"When many people envision a Native blanket, they see a "Southwestern" style rather than blankets like the ones my family-who is Lakota and Dakota from Fort Peck Assiniboine and Sioux Tribe-made from buffalo hides. Those heirlooms were vibrant and varied, embellished with figures and animals, glass beads, porcupine quills, shells, bone, and seeds, all stitched into decorative designs and full-out tableaux."
""As an Indigenous person, [woven blankets] are really a vehicle for storytelling for our nations," says Michelle Brown, Creative Director of Eighth Generation. In 2015, Louie Gong (Nooksack) founded Eighth Generation, the first Native-owned blanket company in the US or Canada, now owned by the Snoqualmie Tribe in Seattle, "as a reclamation...it exists as a response to Pendleton," says Brown. The company's goal is to educate consumers about the diversity of Native craftsmanship."
"After centuries of, as Brown says, "having our cultural histories extracted from us for profit," the company makes sure to license art for use, ensuring that the designer retains the rights to what they created. "The ownership of the artwork is definitely a big point of difference," says Jane Cho, CEO of Eighth Generation. "At the end of the contract, the art goes back to them.""

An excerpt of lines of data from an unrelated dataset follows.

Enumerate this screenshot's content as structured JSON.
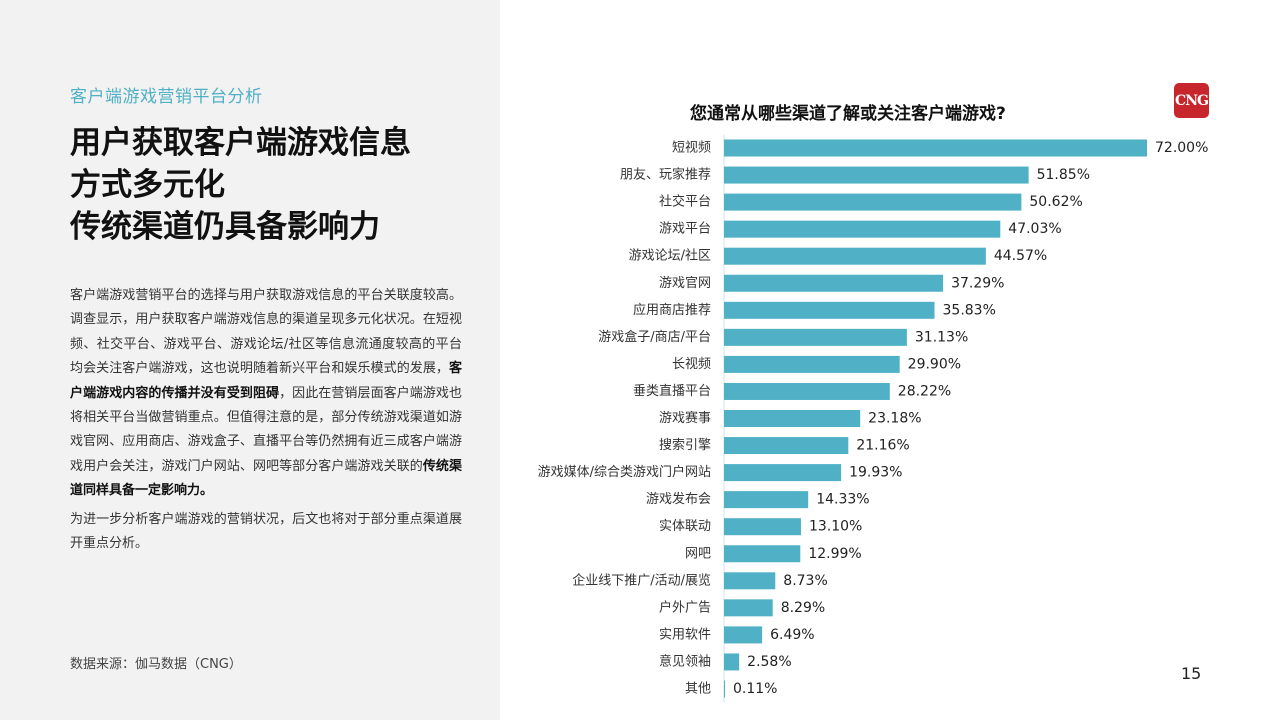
{
  "left": {
    "section_label": "客户端游戏营销平台分析",
    "headline": [
      "用户获取客户端游戏信息",
      "方式多元化",
      "传统渠道仍具备影响力"
    ],
    "body": {
      "p1_a": "客户端游戏营销平台的选择与用户获取游戏信息的平台关联度较高。调查显示，用户获取客户端游戏信息的渠道呈现多元化状况。在短视频、社交平台、游戏平台、游戏论坛/社区等信息流通度较高的平台均会关注客户端游戏，这也说明随着新兴平台和娱乐模式的发展，",
      "p1_b": "客户端游戏内容的传播并没有受到阻碍",
      "p1_c": "，因此在营销层面客户端游戏也将相关平台当做营销重点。但值得注意的是，部分传统游戏渠道如游戏官网、应用商店、游戏盒子、直播平台等仍然拥有近三成客户端游戏用户会关注，游戏门户网站、网吧等部分客户端游戏关联的",
      "p1_d": "传统渠道同样具备一定影响力。",
      "p2": "为进一步分析客户端游戏的营销状况，后文也将对于部分重点渠道展开重点分析。"
    },
    "source": "数据来源：伽马数据（CNG）"
  },
  "logo_text": "CNG",
  "page_number": "15",
  "colors": {
    "bar": "#4fb0c6",
    "accent": "#4fb0c6",
    "logo": "#c7262c"
  },
  "chart_data": {
    "type": "bar",
    "orientation": "horizontal",
    "title": "您通常从哪些渠道了解或关注客户端游戏?",
    "categories": [
      "短视频",
      "朋友、玩家推荐",
      "社交平台",
      "游戏平台",
      "游戏论坛/社区",
      "游戏官网",
      "应用商店推荐",
      "游戏盒子/商店/平台",
      "长视频",
      "垂类直播平台",
      "游戏赛事",
      "搜索引擎",
      "游戏媒体/综合类游戏门户网站",
      "游戏发布会",
      "实体联动",
      "网吧",
      "企业线下推广/活动/展览",
      "户外广告",
      "实用软件",
      "意见领袖",
      "其他"
    ],
    "values": [
      72.0,
      51.85,
      50.62,
      47.03,
      44.57,
      37.29,
      35.83,
      31.13,
      29.9,
      28.22,
      23.18,
      21.16,
      19.93,
      14.33,
      13.1,
      12.99,
      8.73,
      8.29,
      6.49,
      2.58,
      0.11
    ],
    "labels": [
      "72.00%",
      "51.85%",
      "50.62%",
      "47.03%",
      "44.57%",
      "37.29%",
      "35.83%",
      "31.13%",
      "29.90%",
      "28.22%",
      "23.18%",
      "21.16%",
      "19.93%",
      "14.33%",
      "13.10%",
      "12.99%",
      "8.73%",
      "8.29%",
      "6.49%",
      "2.58%",
      "0.11%"
    ],
    "unit": "%",
    "xlim": [
      0,
      72
    ],
    "grid": false,
    "legend": "none"
  }
}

Many people picture Native blankets as Southwestern-style striped woolens rather than buffalo-hide heirlooms made by Lakota and Dakota families. Heirlooms feature vibrant tableaux stitched with figures, animals, glass beads, porcupine quills, shells, bone, and seeds. Mass-produced woolens from companies like Pendleton combine motifs from hundreds of tribes and separate designs from their meanings. Eighth Generation, founded by Louie Gong in 2015 and now owned by the Snoqualmie Tribe, works to reclaim and educate about diverse Native craftsmanship. The company licenses artwork, ensures designers retain rights, returns art at contract end, and centers Indigenous ownership.